Я вижу, как он смотрит — тот, за прозрачной стеной, губы изломаны в усмешке, полной непонимания, сейчас прошепчут: «Ты решила со мной поиграть?» Но нет ничего правдивее глаз, и у него в глазах живет истина: рано или поздно он выйдет отсюда, и я больше никогда не смогу петь.
— Дай мне пройти.
— Милый, ты же не думаешь, что я запирала тебя здесь, чтобы отпустить. Успокойся. Ты уйдешь, когда все закончится. Можешь мне рассказать пока, какими способами меня убьешь, сладенький. У тебя это так хорошо получается, да-да-да?
Он молчит, прижавшись к прозрачной стене, выстроенной из магии — тот, жизнь которого нам придется хранить не торгуясь. Разменивая чужие жизни, выбрасывая на ветер.
Не думая, насколько и кому дороги они.
Внутри я плачу, заливаюсь рыданиями, ломаю руки, молюсь Перекрестнице — чтобы Лайл пришел живым — и знаю, что этого не будет, и три молодых варга не увидят улыбки луны, и их песни, короткие и грустные, оборвутся сегодня.
— Аманда. Прошу.
О чем ты думаешь сейчас, Рихард? О том, что я должна сказать: «О, сладенький мой, я только этого и ждала, твоя просьба все меняет». Что сердце мое встрепенется и потянется навстречу, шепча: «Он попросил наконец!» Оно мертво, мое сердце. Сожжено вместо дров в костре боли о всех, кто ушел вместо тебя: Лайл… и эти дети… и Гриз.
— Аманда. Мы ведь можем договориться. Мы можем договориться — назови цену, чего ты хочешь…

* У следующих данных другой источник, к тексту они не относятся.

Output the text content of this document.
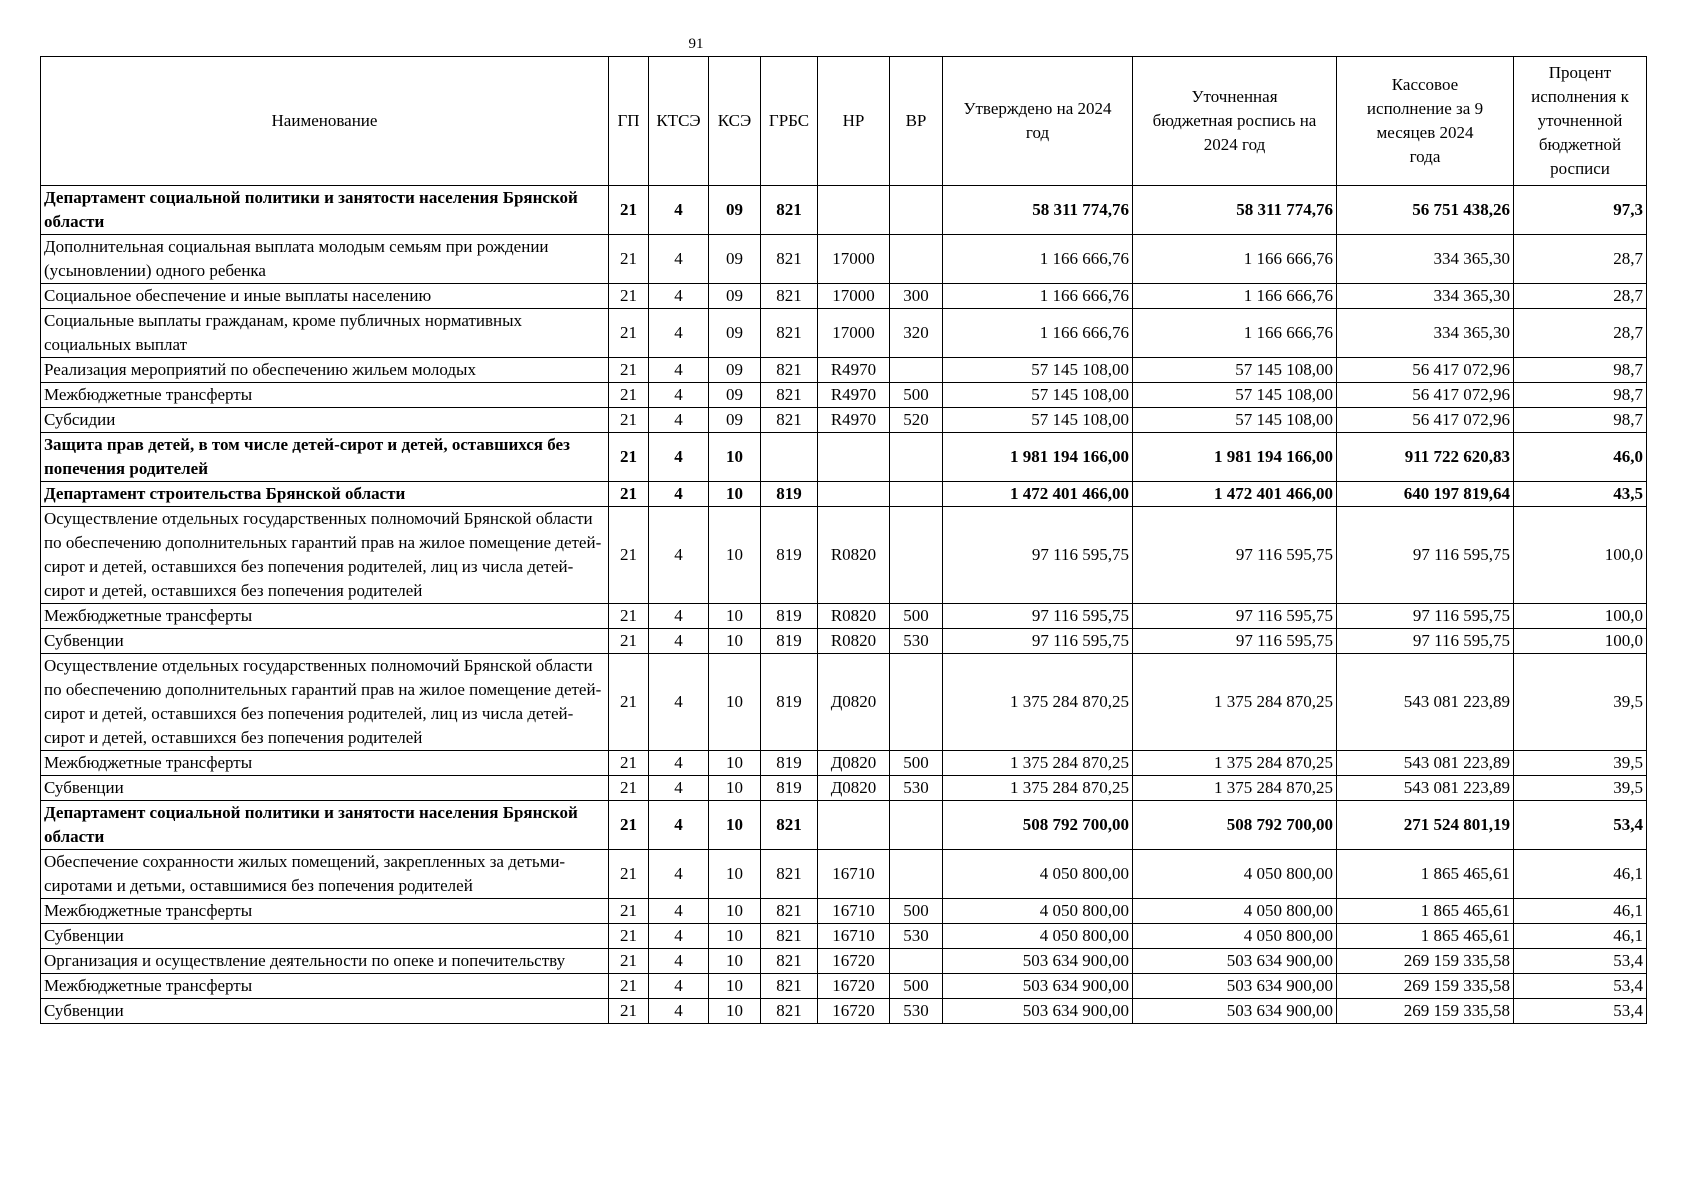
91
Наименование	ГП	КТСЭ	КСЭ	ГРБС	НР	ВР	Утверждено на 2024 год	Уточненная бюджетная роспись на 2024 год	Кассовое исполнение за 9 месяцев 2024 года	Процент исполнения к уточненной бюджетной росписи
Департамент социальной политики и занятости населения Брянской области	21	4	09	821			58 311 774,76	58 311 774,76	56 751 438,26	97,3
Дополнительная социальная выплата молодым семьям при рождении (усыновлении) одного ребенка	21	4	09	821	17000		1 166 666,76	1 166 666,76	334 365,30	28,7
Социальное обеспечение и иные выплаты населению	21	4	09	821	17000	300	1 166 666,76	1 166 666,76	334 365,30	28,7
Социальные выплаты гражданам, кроме публичных нормативных социальных выплат	21	4	09	821	17000	320	1 166 666,76	1 166 666,76	334 365,30	28,7
Реализация мероприятий по обеспечению жильем молодых	21	4	09	821	R4970		57 145 108,00	57 145 108,00	56 417 072,96	98,7
Межбюджетные трансферты	21	4	09	821	R4970	500	57 145 108,00	57 145 108,00	56 417 072,96	98,7
Субсидии	21	4	09	821	R4970	520	57 145 108,00	57 145 108,00	56 417 072,96	98,7
Защита прав детей, в том числе детей-сирот и детей, оставшихся без попечения родителей	21	4	10				1 981 194 166,00	1 981 194 166,00	911 722 620,83	46,0
Департамент строительства Брянской области	21	4	10	819			1 472 401 466,00	1 472 401 466,00	640 197 819,64	43,5
Осуществление отдельных государственных полномочий Брянской области по обеспечению дополнительных гарантий прав на жилое помещение детей-сирот и детей, оставшихся без попечения родителей, лиц из числа детей-сирот и детей, оставшихся без попечения родителей	21	4	10	819	R0820		97 116 595,75	97 116 595,75	97 116 595,75	100,0
Межбюджетные трансферты	21	4	10	819	R0820	500	97 116 595,75	97 116 595,75	97 116 595,75	100,0
Субвенции	21	4	10	819	R0820	530	97 116 595,75	97 116 595,75	97 116 595,75	100,0
Осуществление отдельных государственных полномочий Брянской области по обеспечению дополнительных гарантий прав на жилое помещение детей-сирот и детей, оставшихся без попечения родителей, лиц из числа детей-сирот и детей, оставшихся без попечения родителей	21	4	10	819	Д0820		1 375 284 870,25	1 375 284 870,25	543 081 223,89	39,5
Межбюджетные трансферты	21	4	10	819	Д0820	500	1 375 284 870,25	1 375 284 870,25	543 081 223,89	39,5
Субвенции	21	4	10	819	Д0820	530	1 375 284 870,25	1 375 284 870,25	543 081 223,89	39,5
Департамент социальной политики и занятости населения Брянской области	21	4	10	821			508 792 700,00	508 792 700,00	271 524 801,19	53,4
Обеспечение сохранности жилых помещений, закрепленных за детьми-сиротами и детьми, оставшимися без попечения родителей	21	4	10	821	16710		4 050 800,00	4 050 800,00	1 865 465,61	46,1
Межбюджетные трансферты	21	4	10	821	16710	500	4 050 800,00	4 050 800,00	1 865 465,61	46,1
Субвенции	21	4	10	821	16710	530	4 050 800,00	4 050 800,00	1 865 465,61	46,1
Организация и осуществление деятельности по опеке и попечительству	21	4	10	821	16720		503 634 900,00	503 634 900,00	269 159 335,58	53,4
Межбюджетные трансферты	21	4	10	821	16720	500	503 634 900,00	503 634 900,00	269 159 335,58	53,4
Субвенции	21	4	10	821	16720	530	503 634 900,00	503 634 900,00	269 159 335,58	53,4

Конечно, он должен был начать торговаться. Я ждала этого и думала, что будет весело. Но мне горько там, в груди.
— Что ты можешь дать мне, сладенький? У тебя же ничего нет.
Нойя любят торг. Могут часами размахивать руками, подбирать брань, тонкую и изощренную, как аромат трав для приворотных зелий. Наскакивать — и отступать, и порываться уйти, и притворяться, что не хотят вернуться…

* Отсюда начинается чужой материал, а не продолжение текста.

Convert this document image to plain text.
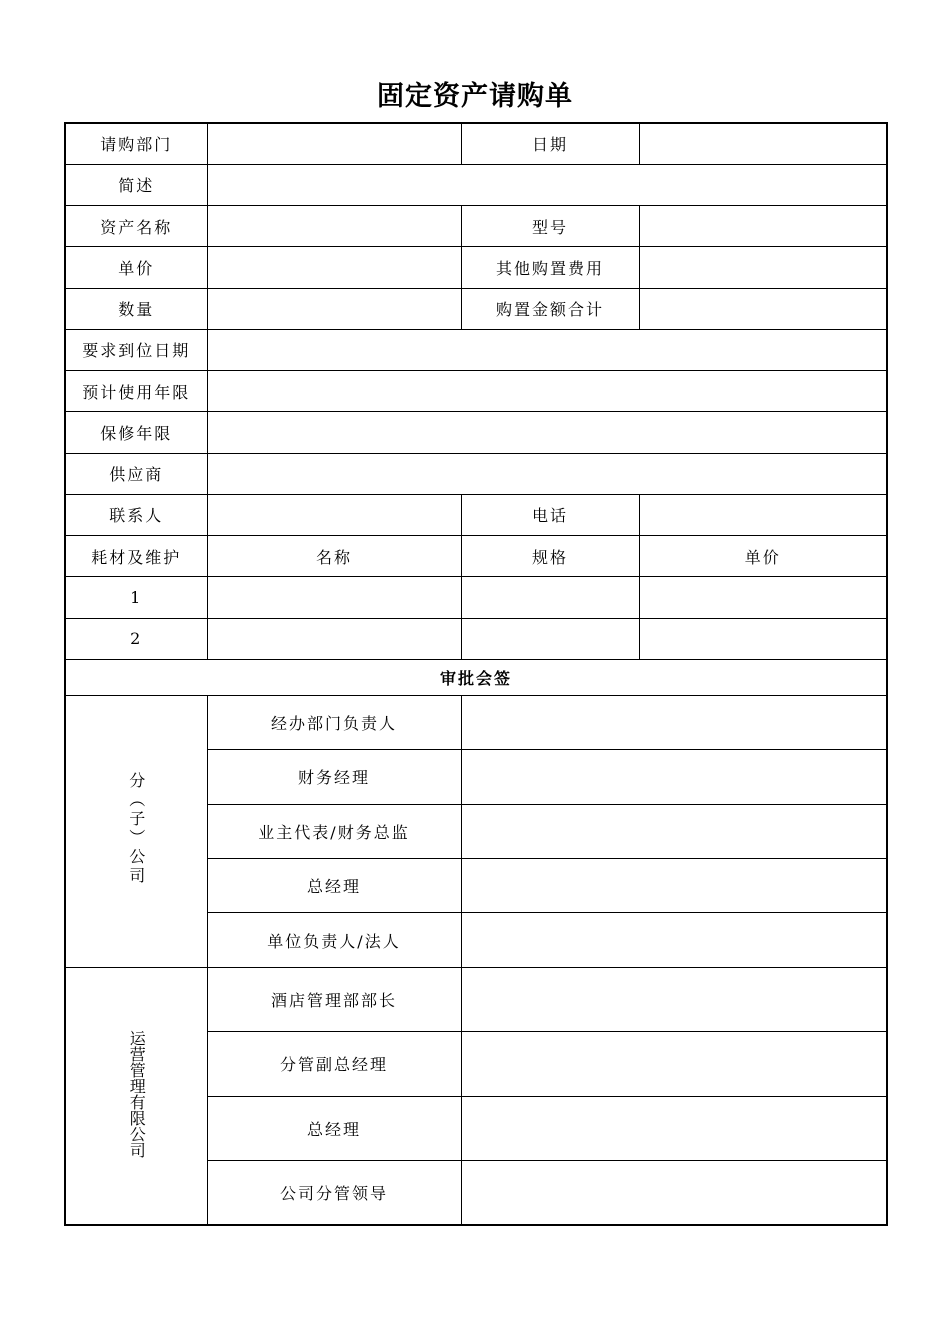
固定资产请购单
请购部门		日期	
简述			
资产名称		型号	
单价		其他购置费用	
数量		购置金额合计	
要求到位日期			
预计使用年限			
保修年限			
供应商			
联系人		电话	
耗材及维护	名称	规格	单价
1			
2			
审批会签			
分（子）公司	经办部门负责人		
	财务经理		
	业主代表/财务总监		
	总经理		
	单位负责人/法人		
运营管理有限公司	酒店管理部部长		
	分管副总经理		
	总经理		
	公司分管领导		
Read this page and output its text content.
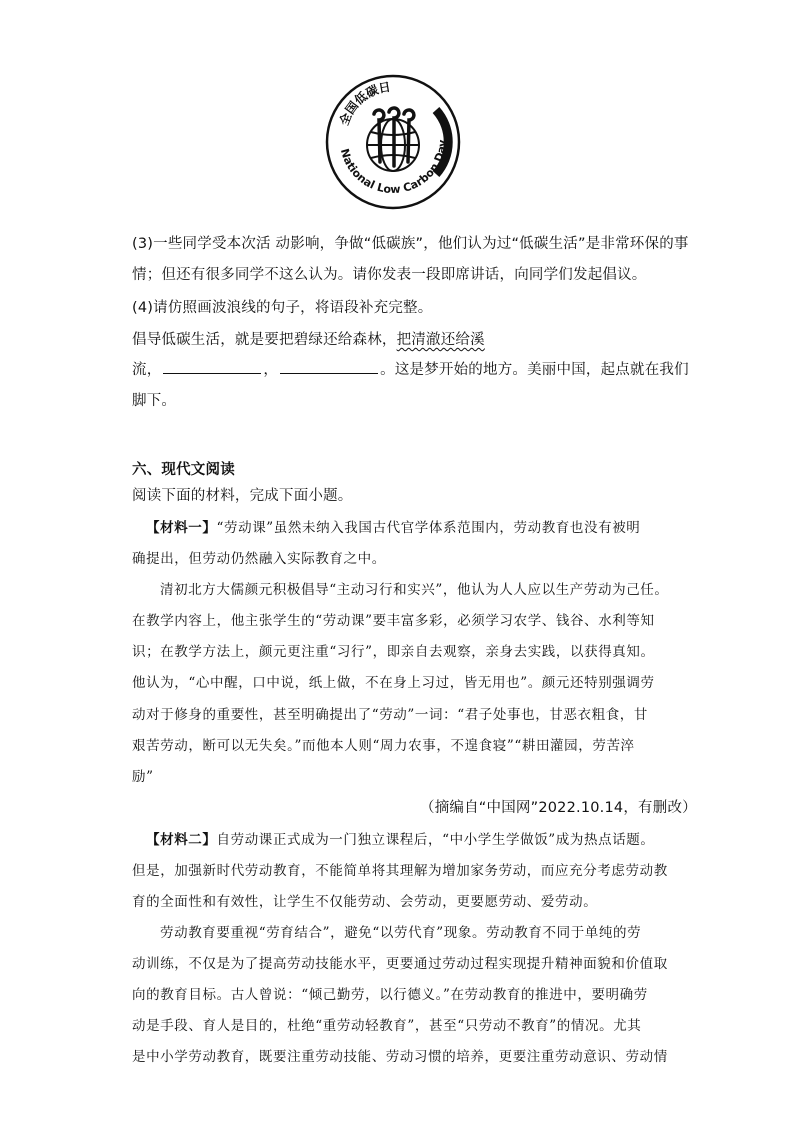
全国低碳日
National Low Carbon Day
(3)一些同学受本次活 动影响，争做“低碳族”，他们认为过“低碳生活”是非常环保的事
情；但还有很多同学不这么认为。请你发表一段即席讲话，向同学们发起倡议。
(4)请仿照画波浪线的句子，将语段补充完整。
倡导低碳生活，就是要把碧绿还给森林，把清澈还给溪
流，	，	。这是梦开始的地方。美丽中国，起点就在我们
脚下。
六、现代文阅读
阅读下面的材料，完成下面小题。
【材料一】“劳动课”虽然未纳入我国古代官学体系范围内，劳动教育也没有被明
确提出，但劳动仍然融入实际教育之中。
清初北方大儒颜元积极倡导“主动习行和实兴”，他认为人人应以生产劳动为己任。
在教学内容上，他主张学生的“劳动课”要丰富多彩，必须学习农学、钱谷、水利等知
识；在教学方法上，颜元更注重“习行”，即亲自去观察，亲身去实践，以获得真知。
他认为，“心中醒，口中说，纸上做，不在身上习过，皆无用也”。颜元还特别强调劳
动对于修身的重要性，甚至明确提出了“劳动”一词：“君子处事也，甘恶衣粗食，甘
艰苦劳动，断可以无失矣。”而他本人则“周力农事，不遑食寝”“耕田灌园，劳苦淬
励”
（摘编自“中国网”2022.10.14，有删改）
【材料二】自劳动课正式成为一门独立课程后，“中小学生学做饭”成为热点话题。
但是，加强新时代劳动教育，不能简单将其理解为增加家务劳动，而应充分考虑劳动教
育的全面性和有效性，让学生不仅能劳动、会劳动，更要愿劳动、爱劳动。
劳动教育要重视“劳育结合”，避免“以劳代育”现象。劳动教育不同于单纯的劳
动训练，不仅是为了提高劳动技能水平，更要通过劳动过程实现提升精神面貌和价值取
向的教育目标。古人曾说：“倾己勤劳，以行德义。”在劳动教育的推进中，要明确劳
动是手段、育人是目的，杜绝“重劳动轻教育”，甚至“只劳动不教育”的情况。尤其
是中小学劳动教育，既要注重劳动技能、劳动习惯的培养，更要注重劳动意识、劳动情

Что ты можешь дать мне, Рихард Нэйш? Можешь ты стать лучше, чтобы я могла утешиться в горе, чтобы не думала, что они умерли за худшего из людей?!
Не можешь.
Он стоит теперь с закрытыми глазами — уже почти осознавший поражение, но мне его не жаль.
Сейчас он попробует сделать мне еще больнее, и я почти хочу этого.